Did you know that the number of households renting in the U.S. has significantly increased during the last decade? Renting a home might gain you more flexibility than owning a home. However, what about the renting to own a house process? The rent-to-own property provides you with the unique opportunity to avail the advantages of being both a tenant and a property owner. Here are some crucial things to consider when renting a property to own.
A Rent to Own Process is an Investment
A few innate aspects of the rent-to-own process make the rent to own home a thorough investment. If we talk about a traditional rental home, it is easy to see that the rent money doesn’t generate wealth.
Simply speaking, rental money is a fixed cost. In contrast, when you are renting to own a house, a portion of the money is actually an investment. Then there’s the appreciation of the home’s value. Because the process ensures that a fixed portion of your payment is set aside for the home’s purchase, it acts as a home savings plan.

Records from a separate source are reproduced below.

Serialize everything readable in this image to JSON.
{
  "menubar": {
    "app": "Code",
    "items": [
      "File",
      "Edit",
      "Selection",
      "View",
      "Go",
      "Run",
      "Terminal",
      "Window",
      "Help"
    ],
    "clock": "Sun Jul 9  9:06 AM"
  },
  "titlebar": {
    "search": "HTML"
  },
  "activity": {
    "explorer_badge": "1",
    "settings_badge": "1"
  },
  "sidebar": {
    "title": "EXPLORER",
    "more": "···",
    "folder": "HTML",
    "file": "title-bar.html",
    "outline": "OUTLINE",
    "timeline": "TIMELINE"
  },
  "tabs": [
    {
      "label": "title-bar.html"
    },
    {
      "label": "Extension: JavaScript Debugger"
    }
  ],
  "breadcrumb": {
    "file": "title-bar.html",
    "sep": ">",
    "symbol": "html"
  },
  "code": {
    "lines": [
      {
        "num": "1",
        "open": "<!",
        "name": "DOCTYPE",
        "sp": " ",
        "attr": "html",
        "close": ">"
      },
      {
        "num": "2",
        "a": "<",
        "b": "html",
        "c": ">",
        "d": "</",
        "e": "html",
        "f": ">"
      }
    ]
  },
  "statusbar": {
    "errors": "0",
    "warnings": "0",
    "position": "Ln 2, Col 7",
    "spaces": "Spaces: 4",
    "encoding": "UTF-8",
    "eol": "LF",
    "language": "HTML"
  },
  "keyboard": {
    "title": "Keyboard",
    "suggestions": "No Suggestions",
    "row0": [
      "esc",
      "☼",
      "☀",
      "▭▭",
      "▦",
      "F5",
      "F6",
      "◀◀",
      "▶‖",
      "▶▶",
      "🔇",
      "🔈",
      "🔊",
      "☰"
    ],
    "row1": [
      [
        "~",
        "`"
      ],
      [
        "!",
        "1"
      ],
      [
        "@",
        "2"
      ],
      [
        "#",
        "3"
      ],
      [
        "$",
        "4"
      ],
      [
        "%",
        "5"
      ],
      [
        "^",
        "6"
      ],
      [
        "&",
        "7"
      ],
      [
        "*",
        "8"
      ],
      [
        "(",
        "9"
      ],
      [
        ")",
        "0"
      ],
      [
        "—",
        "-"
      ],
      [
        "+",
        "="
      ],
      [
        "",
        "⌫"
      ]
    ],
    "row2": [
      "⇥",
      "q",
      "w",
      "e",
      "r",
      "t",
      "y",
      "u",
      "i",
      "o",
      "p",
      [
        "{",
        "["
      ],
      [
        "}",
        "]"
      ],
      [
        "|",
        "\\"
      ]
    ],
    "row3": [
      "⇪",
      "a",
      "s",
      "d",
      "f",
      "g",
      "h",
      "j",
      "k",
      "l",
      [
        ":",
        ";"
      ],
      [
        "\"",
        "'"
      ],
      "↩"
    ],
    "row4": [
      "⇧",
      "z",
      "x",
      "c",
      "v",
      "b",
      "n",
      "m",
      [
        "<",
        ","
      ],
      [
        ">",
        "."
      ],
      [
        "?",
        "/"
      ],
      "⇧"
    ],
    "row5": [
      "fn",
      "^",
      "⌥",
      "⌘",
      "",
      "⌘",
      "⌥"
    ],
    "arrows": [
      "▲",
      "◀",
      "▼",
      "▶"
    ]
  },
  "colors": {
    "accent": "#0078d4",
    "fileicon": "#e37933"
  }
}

The rent-to-own process of a home is a practical option for people who don’t have a lot of savings. Conventional mortgages often target a 20% down payment as a goal. With a rent-to-own home investment, you have a more creative option to exhibit that you are capable of making payments for potential homeownership.
No Good Credit Score Required
Unlike conventional mortgages, you don’t necessarily need a good credit score for starting the rent to own process. According to expert Realtors, the rent-to-own process is an excellent way to qualify for a future loan if your credit score needs some help.
It is easier for buyers to qualify for a home loan with a rent to own agreement. Over time, as part of the process, the buyer can work on refilling their credit score. When the time is right, they may be able to get the required loan and purchase the house.
Nonetheless, before signing any contract, it is crucial to understand all the details. For starters, in a lease-option, you can purchase the home (at the time of the lease’s expiry) or move out without facing any penalties. In a lease-purchase contract, you are required to purchase the property when the lease is up. It’s important to have an experienced Realtor guide you through this decision-making process.
No Property Taxes
Another essential benefit of renting to own a house is that the landlord is responsible for paying the property taxes until the ownership is officially transferred to the tenant. This enables the renter to save some money on the side to take care of additional expenses later.
Remember that proper homeownership requires some additional costs, such as insurance, repairs, maintenance, taxes, etc. While tenants don’t have to pay property taxes they should be preparing for a time when they do. Put money aside for future costs, both expected and unexpected.
Build Equity Faster
In contrast to traditional mortgages, equity is built faster with the rent-to-own process. This is due to the fact that appreciation typically increases.
Tenants who are renting to own a house are more motivated to take greater care of the property. They may even indulge in some home improvements knowing that one day the home will be theirs!
There’s even a possibility that the purchase price is lower than market value. Motivated sellers are more likely to offer a rent-to-own option to a potential buyer.
Full Control of the Property
Even before the renter has paid the full amount of the house, they have full control of the property. There should be specifics detailed in the contract regarind what improvements are allowed and which are not.
As an added benefit to the owners, tenants living in a house they are under contract to purchase will do a better job with upkeep. It’s a great solution for both parties if they want to transfer ownership over time and still maintain some positive cash flow.